Muskingum University Associate Professor of Psychology Dinah Meyer recently published an article, “Psychosocial needs of first-time mothers over 40,” in the Journal of Women & Aging. The study focuses on women who gave birth to their first child at age 40 or later, an understudied group.
Dr. Meyer believes this study can provide insight to professionals and non-academics alike.
“My hope is that medical and psychological professionals can give credence to the evidence that their experience is different from that of their younger peers,” said Dr. Meyer. “I also hope to see a shift in the public perception of older parents from one that views them as an anomaly to be concerned about to one that respects the stability, wisdom and resources that they typically can provide to their child.”
Dr. Meyer began her research on this topic six years ago, first conducting a small pilot study before embarking on this published study. According to Dr. Meyer, when in search of scientific literature, she wasn’t able to find as much information on mothers over the age of 40 compared to the amount of information on mothers in their 20s and 30s.
In Dr. Meyer’s study, she had 147 women participants in total. These women gave birth to their first child at age 40 or later. Participants were solicited through online forums, websites, Facebook groups and Meetup groups dedicated to older motherhood.
The main findings from Dr. Meyer’s research include:
- Dr. Meyer found that twenty-five percent of participants reported their pregnancies were unplanned. Of those, only seventeen percent reported that they were using contraception at the time of their child’s conception. More than half of those women reported that they did not use contraception because they believed they could not get pregnant (due to age and infertility history).

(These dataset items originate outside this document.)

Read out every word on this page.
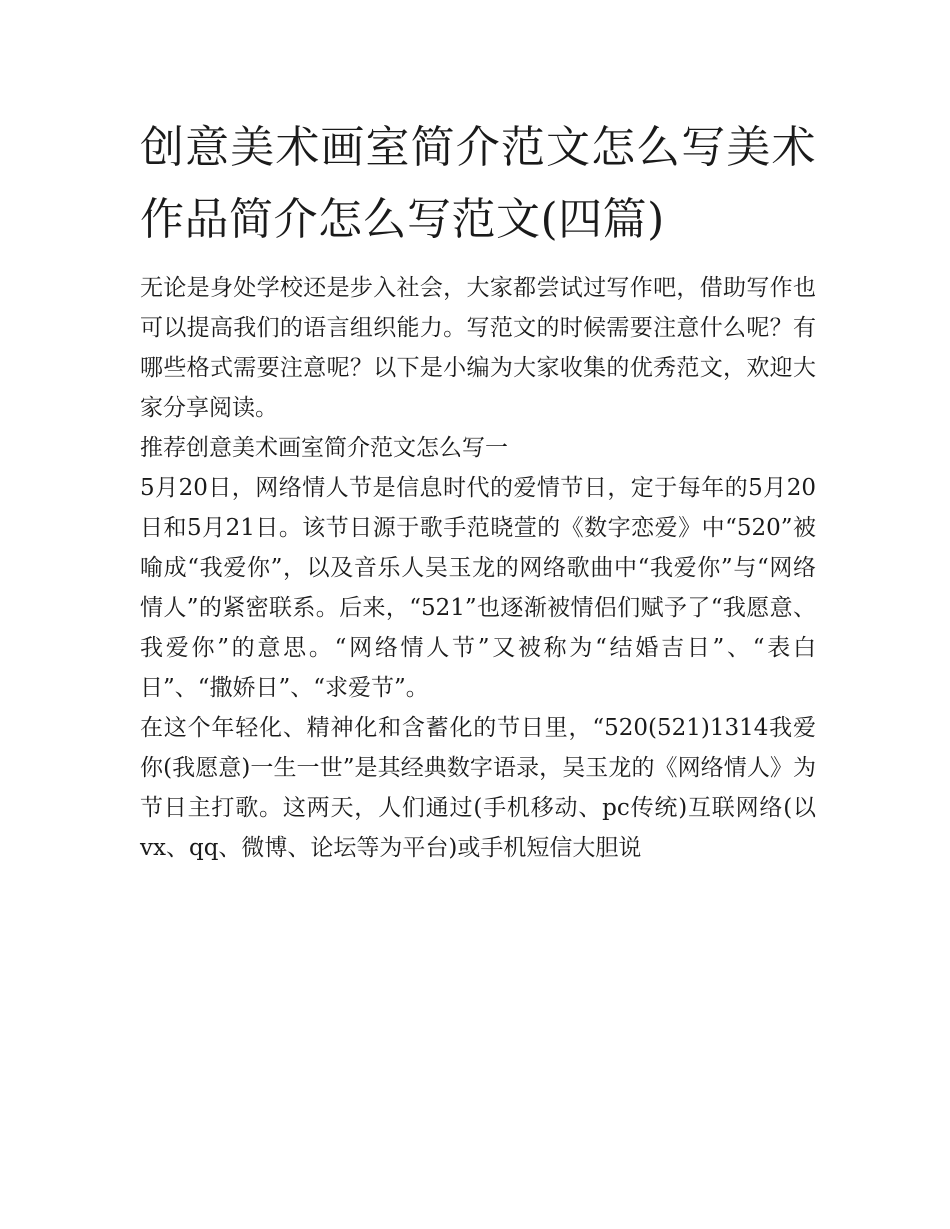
创意美术画室简介范文怎么写美术作品简介怎么写范文(四篇)

无论是身处学校还是步入社会，大家都尝试过写作吧，借助写作也可以提高我们的语言组织能力。写范文的时候需要注意什么呢？有哪些格式需要注意呢？以下是小编为大家收集的优秀范文，欢迎大家分享阅读。

推荐创意美术画室简介范文怎么写一

5月20日，网络情人节是信息时代的爱情节日，定于每年的5月20日和5月21日。该节日源于歌手范晓萱的《数字恋爱》中“520”被喻成“我爱你”，以及音乐人吴玉龙的网络歌曲中“我爱你”与“网络情人”的紧密联系。后来，“521”也逐渐被情侣们赋予了“我愿意、我爱你”的意思。“网络情人节”又被称为“结婚吉日”、“表白日”、“撒娇日”、“求爱节”。

在这个年轻化、精神化和含蓄化的节日里，“520(521)1314我爱你(我愿意)一生一世”是其经典数字语录，吴玉龙的《网络情人》为节日主打歌。这两天，人们通过(手机移动、pc传统)互联网络(以vx、qq、微博、论坛等为平台)或手机短信大胆说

- There were thirteen percent of the mothers in the study diagnosed at some point with postpartum depression.
- Regardless of pregnancy intention, the new mothers reported that they felt a major strength of later in life motherhood was having emotional and financial stability to provide for their child. Mothers felt intense appreciation and gratitude for the opportunity to be a parent.
- The older first-time mothers in this study listed a number of challenges: feeling a lack of support from others, perhaps because others saw them as more mature and “capable”, thus offering less support and assistance. For the thirty-four percent of mothers who left full-time jobs to become stay at home mothers after the birth of their child, a kind of “identity crisis” ensued, as they struggled to redefine themselves in meaningful ways after many years of personal and career efficacy.
- Dr. Meyer found that twenty-five percent of the new mothers in this study reported frequent feelings of loneliness and isolation, feeling disconnected from their younger peer mothers and longing for relationships with other older mothers.
A licensed psychologist, Dr. Meyer’s primary interest and expertise are in the treatment of women and assisting them in coping with life's challenges, including relationships and parenting. She also has previous research in the area of eating disorders.
Dr. Meyer has been a member of the Muskingum University faculty since 1999. She received her bachelor's degree from Ohio Dominican College and her master’s and doctoral degrees from The Ohio State University.